Recognizing the public's interest in them, however, William and Kate have also slowly been introducing George and Charlotte to public life, most recently taking them to the queen's official birthday celebration, Trooping the Colour, last weekend.
William and Kate will travel to Germany and Poland in July to promote the U.K.'s interests in the region as they increase their diplomatic profile on behalf of Queen Elizabeth. In March, the couple met with France's president at the Elysee Palace and attended a black-tie dinner at the British Embassy on a two-day charm offensive in France ahead of England’s planned exit from the European Union.
Later this summer, William will leave his job as an air ambulance pilot with the East Anglia Air Ambulance as he continues to take on more royal duties to support the queen, who is still very active at 91 but relying on her children and grandchildren for longer royal trips.

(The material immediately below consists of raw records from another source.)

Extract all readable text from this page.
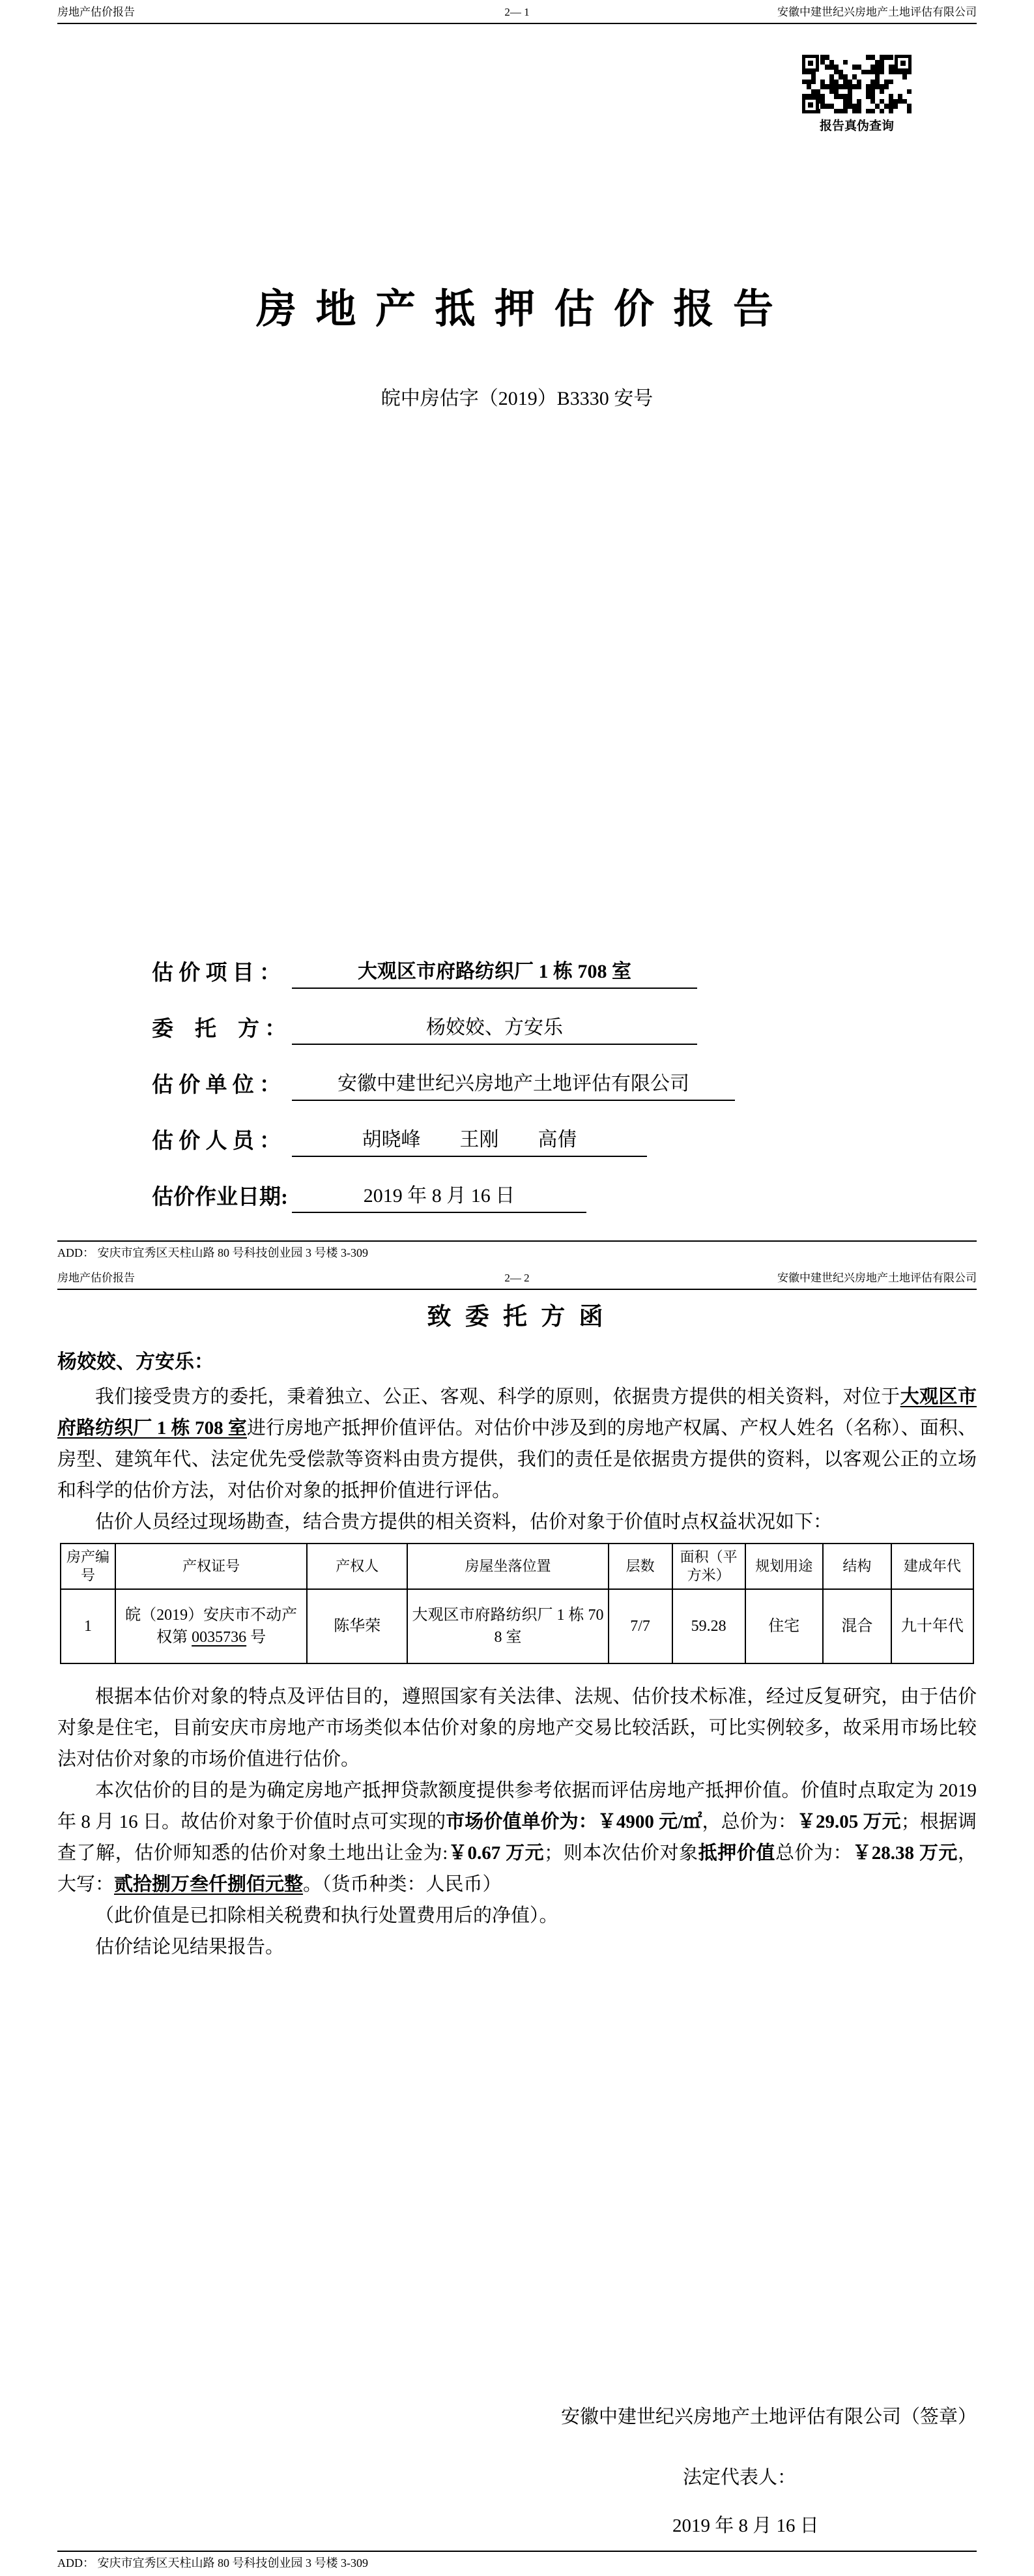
房地产估价报告	2— 1	安徽中建世纪兴房地产土地评估有限公司
报告真伪查询
房 地 产 抵 押 估 价 报 告
皖中房估字（2019）B3330 安号
估 价 项 目 ：	大观区市府路纺织厂 1 栋 708 室
委　托　方 ：	杨姣姣、方安乐
估 价 单 位 ：	安徽中建世纪兴房地产土地评估有限公司
估 价 人 员 ：	胡晓峰　　王刚　　高倩
估价作业日期:	2019 年 8 月 16 日
ADD： 安庆市宜秀区天柱山路 80 号科技创业园 3 号楼 3-309
房地产估价报告	2— 2	安徽中建世纪兴房地产土地评估有限公司
致 委 托 方 函
杨姣姣、方安乐：

我们接受贵方的委托，秉着独立、公正、客观、科学的原则，依据贵方提供的相关资料，对位于大观区市府路纺织厂 1 栋 708 室进行房地产抵押价值评估。对估价中涉及到的房地产权属、产权人姓名（名称）、面积、房型、建筑年代、法定优先受偿款等资料由贵方提供，我们的责任是依据贵方提供的资料，以客观公正的立场和科学的估价方法，对估价对象的抵押价值进行评估。

估价人员经过现场勘查，结合贵方提供的相关资料，估价对象于价值时点权益状况如下：

房产编号	产权证号	产权人	房屋坐落位置	层数	面积（平方米）	规划用途	结构	建成年代
1	皖（2019）安庆市不动产权第 0035736 号	陈华荣	大观区市府路纺织厂 1 栋 708 室	7/7	59.28	住宅	混合	九十年代

根据本估价对象的特点及评估目的，遵照国家有关法律、法规、估价技术标准，经过反复研究，由于估价对象是住宅，目前安庆市房地产市场类似本估价对象的房地产交易比较活跃，可比实例较多，故采用市场比较法对估价对象的市场价值进行估价。

本次估价的目的是为确定房地产抵押贷款额度提供参考依据而评估房地产抵押价值。价值时点取定为 2019 年 8 月 16 日。故估价对象于价值时点可实现的市场价值单价为：￥4900 元/㎡，总价为：￥29.05 万元；根据调查了解，估价师知悉的估价对象土地出让金为:￥0.67 万元；则本次估价对象抵押价值总价为：￥28.38 万元，大写：贰拾捌万叁仟捌佰元整。（货币种类：人民币）

（此价值是已扣除相关税费和执行处置费用后的净值）。

估价结论见结果报告。

安徽中建世纪兴房地产土地评估有限公司（签章）
法定代表人：
2019 年 8 月 16 日
ADD： 安庆市宜秀区天柱山路 80 号科技创业园 3 号楼 3-309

He and Kate will also "increasingly base" their family in London, according to a statement issued by Kensington Palace in January.
The move from the family's primary residence, Anmer Hall in Norfolk, to their apartment in Kensington Palace will also come as Prince George will start primary school at Thomas's School in Battersea in the fall.
William and Kate have also taken the helm of several patronages recently passed onto them by Queen Elizabeth, 91. Kate became Wimbledon Tennis Club’s official patron, while William has taken over from his grandmother as the Welsh Rugby Union's patron.
The couple has also become more involved in the high-profile Heads Together mental health campaign and the Royal Foundation, both of which they formed with Prince Harry. The royal trio have become high-profile advocates on a number of key issues close to their heart and have said they feel it is important to use their position to make a difference in the lives of the less fortunate.
William -- who with Harry has taken up charitable initiatives like homelessness and HIV awareness pioneered by Princess Diana -- used his platform as an advocate for mental health awareness to open up publicly about the death of his mom and its impact on him and his family.
"I am in a better place about it than I have been for a long time, where I can talk about her more openly, talk about her more honestly, and I can remember her better, and publicly talk about her better,” William told GQ magazine in an interview published in May. "It has taken me almost 20 years to get to that stage. I still find it difficult now because at the time it was so raw."
He followed in Diana's footsteps in May by making a visit to the Royal Marsden Hospital, of which Diana was president and patron of the hospital until her death in 1997. William, who has since stepped into his mother's role, visited with young cancer patients at the hospital's Sutton location as he marked 10 years of his association with the hospital.
More recently, William accompanied Queen Elizabeth last week to meet with victims of the Grenfell Tower fire in London. At one point William embraced an emotional woman who was desperate to find her missing husband.